Modeling Extremes with d-max-decreasing Neural Networks

TL;DR

This paper introduces a new neural network architecture for non-parametric modeling of multivariate extreme value distributions, preserving essential shape constraints and enabling high-dimensional sampling, with applications across various scientific fields.

Contribution

The paper presents the first non-parametric neural network estimator for MEVs that maintains $d$-max-decreasing shape constraints and approximates dependence structures at parametric rates.

Findings

Successfully models multivariate extreme value distributions.

Preserves $d$-max-decreasing shape constraints.

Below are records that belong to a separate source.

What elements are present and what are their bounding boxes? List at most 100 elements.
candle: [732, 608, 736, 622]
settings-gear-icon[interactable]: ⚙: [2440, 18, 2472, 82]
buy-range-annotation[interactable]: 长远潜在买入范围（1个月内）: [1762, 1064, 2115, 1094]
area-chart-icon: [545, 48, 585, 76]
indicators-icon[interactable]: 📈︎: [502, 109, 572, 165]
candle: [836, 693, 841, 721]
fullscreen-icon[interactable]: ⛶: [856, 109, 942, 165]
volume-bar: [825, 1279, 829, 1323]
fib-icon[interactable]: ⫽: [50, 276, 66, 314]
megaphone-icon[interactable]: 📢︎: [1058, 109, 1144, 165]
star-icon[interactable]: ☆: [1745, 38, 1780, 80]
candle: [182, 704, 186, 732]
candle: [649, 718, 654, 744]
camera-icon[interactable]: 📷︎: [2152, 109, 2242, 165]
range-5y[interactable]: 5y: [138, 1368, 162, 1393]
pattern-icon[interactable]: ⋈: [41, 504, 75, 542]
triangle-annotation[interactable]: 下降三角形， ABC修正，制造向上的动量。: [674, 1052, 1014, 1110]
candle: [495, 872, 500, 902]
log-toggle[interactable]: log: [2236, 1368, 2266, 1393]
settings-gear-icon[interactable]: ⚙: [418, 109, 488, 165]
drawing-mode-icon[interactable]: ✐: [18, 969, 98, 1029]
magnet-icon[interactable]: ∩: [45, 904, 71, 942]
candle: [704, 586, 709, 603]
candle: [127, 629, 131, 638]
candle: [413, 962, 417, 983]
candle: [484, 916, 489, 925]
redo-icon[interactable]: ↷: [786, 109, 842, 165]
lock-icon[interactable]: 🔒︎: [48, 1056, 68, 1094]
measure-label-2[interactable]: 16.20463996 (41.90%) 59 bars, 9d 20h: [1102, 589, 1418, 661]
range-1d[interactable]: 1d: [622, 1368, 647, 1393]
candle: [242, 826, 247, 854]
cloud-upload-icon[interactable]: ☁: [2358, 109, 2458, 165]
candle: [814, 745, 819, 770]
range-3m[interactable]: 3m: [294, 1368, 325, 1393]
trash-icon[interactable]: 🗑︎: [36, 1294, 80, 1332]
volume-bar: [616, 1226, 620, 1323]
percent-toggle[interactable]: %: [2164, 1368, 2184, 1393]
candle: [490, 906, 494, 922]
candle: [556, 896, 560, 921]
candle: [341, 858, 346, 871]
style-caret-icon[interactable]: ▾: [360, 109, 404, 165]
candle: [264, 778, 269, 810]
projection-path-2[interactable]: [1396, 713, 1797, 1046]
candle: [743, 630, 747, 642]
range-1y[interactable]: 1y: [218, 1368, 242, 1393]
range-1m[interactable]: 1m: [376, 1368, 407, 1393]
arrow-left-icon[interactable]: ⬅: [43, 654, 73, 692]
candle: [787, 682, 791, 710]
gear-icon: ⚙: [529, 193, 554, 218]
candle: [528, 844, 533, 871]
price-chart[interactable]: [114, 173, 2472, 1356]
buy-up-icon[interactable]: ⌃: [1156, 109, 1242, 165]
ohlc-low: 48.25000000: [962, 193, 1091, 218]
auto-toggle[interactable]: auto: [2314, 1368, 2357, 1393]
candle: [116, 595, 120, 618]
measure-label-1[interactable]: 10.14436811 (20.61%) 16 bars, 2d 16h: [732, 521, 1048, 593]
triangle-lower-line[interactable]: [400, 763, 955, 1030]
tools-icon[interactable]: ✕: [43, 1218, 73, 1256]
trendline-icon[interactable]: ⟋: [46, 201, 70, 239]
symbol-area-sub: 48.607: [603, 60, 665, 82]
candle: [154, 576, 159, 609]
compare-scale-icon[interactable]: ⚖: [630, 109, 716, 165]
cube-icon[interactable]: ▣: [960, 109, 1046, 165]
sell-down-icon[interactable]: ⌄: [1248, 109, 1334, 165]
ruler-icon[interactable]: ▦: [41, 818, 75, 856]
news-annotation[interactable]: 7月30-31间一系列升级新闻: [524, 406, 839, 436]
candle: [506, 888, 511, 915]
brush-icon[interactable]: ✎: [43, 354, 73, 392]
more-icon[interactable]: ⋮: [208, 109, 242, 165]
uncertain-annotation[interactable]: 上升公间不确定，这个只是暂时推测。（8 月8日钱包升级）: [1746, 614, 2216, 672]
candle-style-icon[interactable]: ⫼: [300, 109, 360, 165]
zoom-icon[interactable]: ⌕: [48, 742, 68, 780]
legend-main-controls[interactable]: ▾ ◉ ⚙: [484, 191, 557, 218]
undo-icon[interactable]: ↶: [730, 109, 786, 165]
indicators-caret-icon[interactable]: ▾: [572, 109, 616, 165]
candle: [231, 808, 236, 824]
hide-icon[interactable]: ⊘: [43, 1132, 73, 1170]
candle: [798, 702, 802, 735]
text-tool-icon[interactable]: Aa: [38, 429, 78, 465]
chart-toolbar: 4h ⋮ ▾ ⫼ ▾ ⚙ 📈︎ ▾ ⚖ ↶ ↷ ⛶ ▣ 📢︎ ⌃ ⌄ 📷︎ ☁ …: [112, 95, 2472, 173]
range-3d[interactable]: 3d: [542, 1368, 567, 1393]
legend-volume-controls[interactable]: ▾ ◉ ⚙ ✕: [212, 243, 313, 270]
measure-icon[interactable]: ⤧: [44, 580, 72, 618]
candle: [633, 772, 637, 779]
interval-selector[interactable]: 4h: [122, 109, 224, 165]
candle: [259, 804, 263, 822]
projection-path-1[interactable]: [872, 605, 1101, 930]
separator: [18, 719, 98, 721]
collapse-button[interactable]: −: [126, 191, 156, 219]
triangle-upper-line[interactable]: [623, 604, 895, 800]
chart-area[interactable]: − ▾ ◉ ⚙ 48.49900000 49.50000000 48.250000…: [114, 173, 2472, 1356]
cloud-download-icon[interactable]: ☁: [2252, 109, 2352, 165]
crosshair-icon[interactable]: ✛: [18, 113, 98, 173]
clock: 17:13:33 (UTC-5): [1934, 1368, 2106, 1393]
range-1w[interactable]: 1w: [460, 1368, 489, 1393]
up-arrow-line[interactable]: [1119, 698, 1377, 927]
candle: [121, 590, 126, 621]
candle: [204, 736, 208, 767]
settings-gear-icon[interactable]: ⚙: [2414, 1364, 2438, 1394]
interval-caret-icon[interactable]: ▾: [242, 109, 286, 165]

Effective in high-dimensional sampling and diverse applications.

Abstract

We propose a novel neural network architecture that enables non-parametric calibration and generation of multivariate extreme value distributions (MEVs). MEVs arise from Extreme Value Theory (EVT) as the necessary class of models when extrapolating a distributional fit over large spatial and temporal scales based on data observed in intermediate scales. In turn, EVT dictates that $d$-max-decreasing, a stronger form of convexity, is an essential shape constraint in the characterization of MEVs. As far as we know, our proposed architecture provides the first class of non-parametric estimators for MEVs that preserve these essential shape constraints. We show that our architecture approximates the dependence structure encoded by MEVs at parametric rate. Moreover, we present a new method for sampling high-dimensional MEVs using a generative model. We demonstrate our methodology on a wide range of experimental settings, ranging from environmental sciences to financial mathematics and verify that the structural properties of MEVs are retained compared to existing methods.